Michel Deguy la vie subite
On ne présente plus Michel Deguy, poète et philosophe. Déjà ici fut évoqué son « être au monde » singulier, tenant cette intenable situation qu’il a nommé « philopoésie », et son être-culture précieux dissuadant les examen expéditifs. Car lire Deguy, répétons-le, nécessite l’effort d’élever la lecture au niveau de l’exigence de son écriture.
L’important volume, particulièrement dense, publié récemment se propose en trois parties, « Poèmes », « Biographèmes » « Théorèmes », et on comprend déjà l’impossibilité d’en rendre compte en quelques lignes sauf à réduire sa richesse.
Le triptyque recouvre l’ensemble des champs investis par Deguy, et d’entrée la poésie : « Le poème rend la justesse. La vraie vie est présente, mais dans le peu visible qu’aucune scopie ne peut retenir : mais que le dire peut faire voir. Comment c’est ? C’est comme ça. À portée de pensée : choses justes. Autant de choses, autant de monde. »
Les lecteurs familiers de son oeuvre y trouveront un regard actuel sur maints motifs précédemment exposés, ici suggérés, reliques rénovées, replacées dans la modernité de notre présent.
La deuxième partie, prose poétique, déplie quelques indices imposés d’une biographie, appelés ici en fragments pour leur valeur d’empreinte dans l’oeuvre dont il précise « plutôt dans la circonstance, jour par jour, où l’intense, l’énigme, se murmure en oracles interprétables. »
D’une phrase, ailleurs, résumée « une mosaïque, qui est aussi une séquence, une sorte de vie brève soumise à l’urgence contrariante de l’allusion et de l’éclaircissement ».

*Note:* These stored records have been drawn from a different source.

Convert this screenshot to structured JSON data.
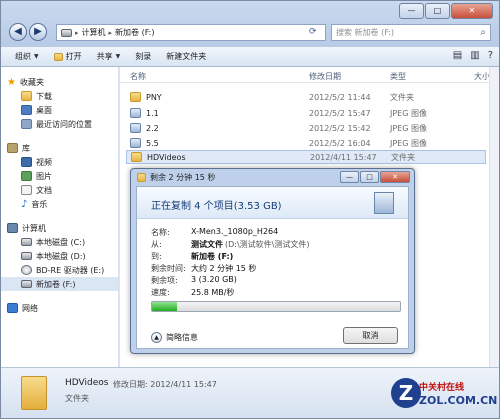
{
  "window": {
    "address_path": [
      "计算机",
      "新加卷 (F:)"
    ],
    "search_placeholder": "搜索 新加卷 (F:)",
    "caption": {
      "min": "—",
      "max": "□",
      "close": "✕"
    }
  },
  "toolbar": {
    "organize": "组织",
    "open": "打开",
    "share": "共享",
    "burn": "刻录",
    "new_folder": "新建文件夹"
  },
  "nav": {
    "favorites": {
      "label": "收藏夹",
      "items": [
        "下载",
        "桌面",
        "最近访问的位置"
      ]
    },
    "libraries": {
      "label": "库",
      "items": [
        "视频",
        "图片",
        "文档",
        "音乐"
      ]
    },
    "computer": {
      "label": "计算机",
      "items": [
        "本地磁盘 (C:)",
        "本地磁盘 (D:)",
        "BD-RE 驱动器 (E:)",
        "新加卷 (F:)"
      ]
    },
    "network": {
      "label": "网络"
    }
  },
  "columns": {
    "name": "名称",
    "date": "修改日期",
    "type": "类型",
    "size": "大小"
  },
  "files": [
    {
      "name": "PNY",
      "date": "2012/5/2 11:44",
      "type": "文件夹",
      "icon": "folder"
    },
    {
      "name": "1.1",
      "date": "2012/5/2 15:47",
      "type": "JPEG 图像",
      "icon": "jpeg"
    },
    {
      "name": "2.2",
      "date": "2012/5/2 15:42",
      "type": "JPEG 图像",
      "icon": "jpeg"
    },
    {
      "name": "5.5",
      "date": "2012/5/2 16:04",
      "type": "JPEG 图像",
      "icon": "jpeg"
    },
    {
      "name": "HDVideos",
      "date": "2012/4/11 15:47",
      "type": "文件夹",
      "icon": "folder"
    }
  ],
  "details": {
    "name": "HDVideos",
    "modified": "修改日期: 2012/4/11 15:47",
    "type": "文件夹"
  },
  "logo": {
    "cn": "中关村在线",
    "domain": "ZOL.COM.CN",
    "mark": "Z"
  },
  "dialog": {
    "title": "剩余 2 分钟 15 秒",
    "header": "正在复制 4 个项目(3.53 GB)",
    "name_label": "名称:",
    "name_value": "X-Men3._1080p_H264",
    "from_label": "从:",
    "from_value": "测试文件",
    "from_path": "(D:\\测试软件\\测试文件)",
    "to_label": "到:",
    "to_value": "新加卷 (F:)",
    "remaining_time_label": "剩余时间:",
    "remaining_time_value": "大约 2 分钟 15 秒",
    "remaining_items_label": "剩余项:",
    "remaining_items_value": "3 (3.20 GB)",
    "speed_label": "速度:",
    "speed_value": "25.8 MB/秒",
    "progress": 0.1,
    "less_details": "简略信息",
    "cancel": "取消"
  }
}
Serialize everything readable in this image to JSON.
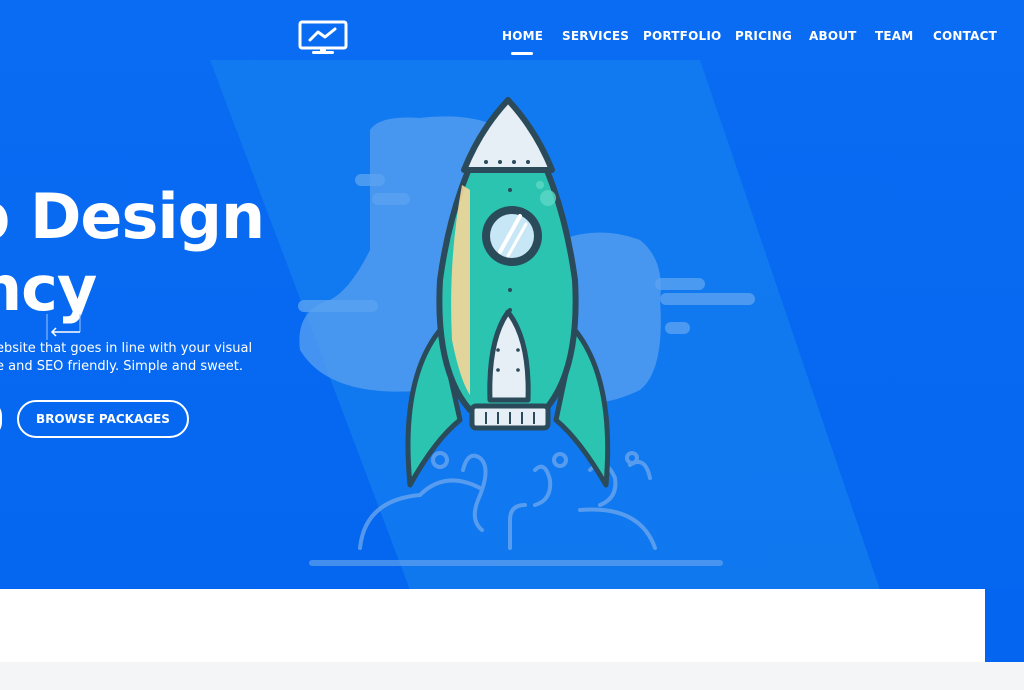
{
  "nav": {
    "items": [
      {
        "label": "HOME",
        "active": true
      },
      {
        "label": "SERVICES",
        "active": false
      },
      {
        "label": "PORTFOLIO",
        "active": false
      },
      {
        "label": "PRICING",
        "active": false
      },
      {
        "label": "ABOUT",
        "active": false
      },
      {
        "label": "TEAM",
        "active": false
      },
      {
        "label": "CONTACT",
        "active": false
      }
    ],
    "logo_icon": "monitor-chart-icon"
  },
  "hero": {
    "headline_line1": "b Design",
    "headline_line2": "ncy",
    "subtext_line1": "ebsite that goes in line with your visual",
    "subtext_line2": "e and SEO friendly. Simple and sweet.",
    "browse_button": "BROWSE PACKAGES",
    "illustration": "rocket-launch-icon"
  },
  "colors": {
    "hero_blue": "#0a6cf2",
    "rocket_teal": "#2bc4b0",
    "rocket_outline": "#2b4a5a",
    "cloud": "#5aa2f2",
    "page_bg": "#f4f5f7"
  }
}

Curriculum vitae, osera-t-on, oubliant le sens bureaucratique infligé à l’expression, reliques donc encore, du cours d’une vie en source de réalisations modernes. Rien de nostalgique bien sûr, ni d’inventoriel, et si l’épreuve des deuils, familiaux, amicaux, prolonge une circulation de la mort à travers ces pages, sereinement, elle signe le tragique qui fonde la culture occidentale, (« poème qui cherche à dire quelque chose de vrai de la condition mortelle ») rien de testamentaire non plus.
Enfin, dernière section, une réflexion théorique, une « poétique » rappelle la rigueur extrême de son parcours qui a fouillé les espaces de la connaissance, sillonnant une histoire sélective, l’abondance des noms convoqués en atteste, de la Grèce antique à ses contemporains. « La clairvoyance de l’imminent est une tâche de poétique, que le poéticien instruit à bon escient »
Un théorique par touches délicates, une rhétorique en fragments qui situe la poésie au centre même des questions actuelles de notre monde. La somme d’une culture incomparable confrontée constamment à l’accablement du réel, élabore une dialectique pour transformer un héritage en pensée ultra-moderne.
L’ensemble du livre s’unifie par la finesse et l’élégance d’une écriture savante, française, pourrait-on dire, en enlevant toute connotation nationaliste quand justement l’assurance d’une irréductible identité ouvre un cosmopolitisme lucide (1).
La quête obstinée du mot juste (son et sens), inaccoutumé volontiers, et la construction de la phrase fusionnent l’éminence d’une histoire de la langue et la forme la plus risquée de la modernité; fusionnent aussi le lyrisme et raison critique, gravité et ironie, dans un écart de l’auteur à lui-même permettant la lucidité ( « la restriction du moi est la voie de la sagesse », dit-il, déplorant au passage la propagation d’une tendance inverse). Deguy, s’implique avec clairvoyance et compassion, dans la marche du monde, en phase avec ses drames, ses splendeurs, et toute son écriture est parcourue par cette implication qu’il nomme, dans le sens originel du mot,« écologique »: la proposition poétique dit son aversion pour la tautologie.
Élitiste, assurément, (discrédit absolu en ces temps accommodant plutôt le trivial) quand faire culture oblige la « transcendance », pour éviter le naufrage dans l’action culturelle, machine industrielle inventée pour faciliter l’accès à la culture, devenue désormais l’obstacle principal à son entendement.
« Quand j’écris une chose pour moi, elle est aussi destinée à quelqu’un qui pourrait la partager. Le lecteur, c’est l’autre en soi-même. », réplique-t-il.
« Une élévation ordinaire verse l’absence » constatait Mallarmé; ici, comme, partout, et plus, les absents auront tort.
Alain Lestié
Michel Deguy
la vie subite
Éditions Galilée
(1) paraît simultanément aux Éditions Al Manar « Prose du suaire » , un poème de Michel Deguy traduit en vingt langues, pour saluer Abdelwahab Meddeb.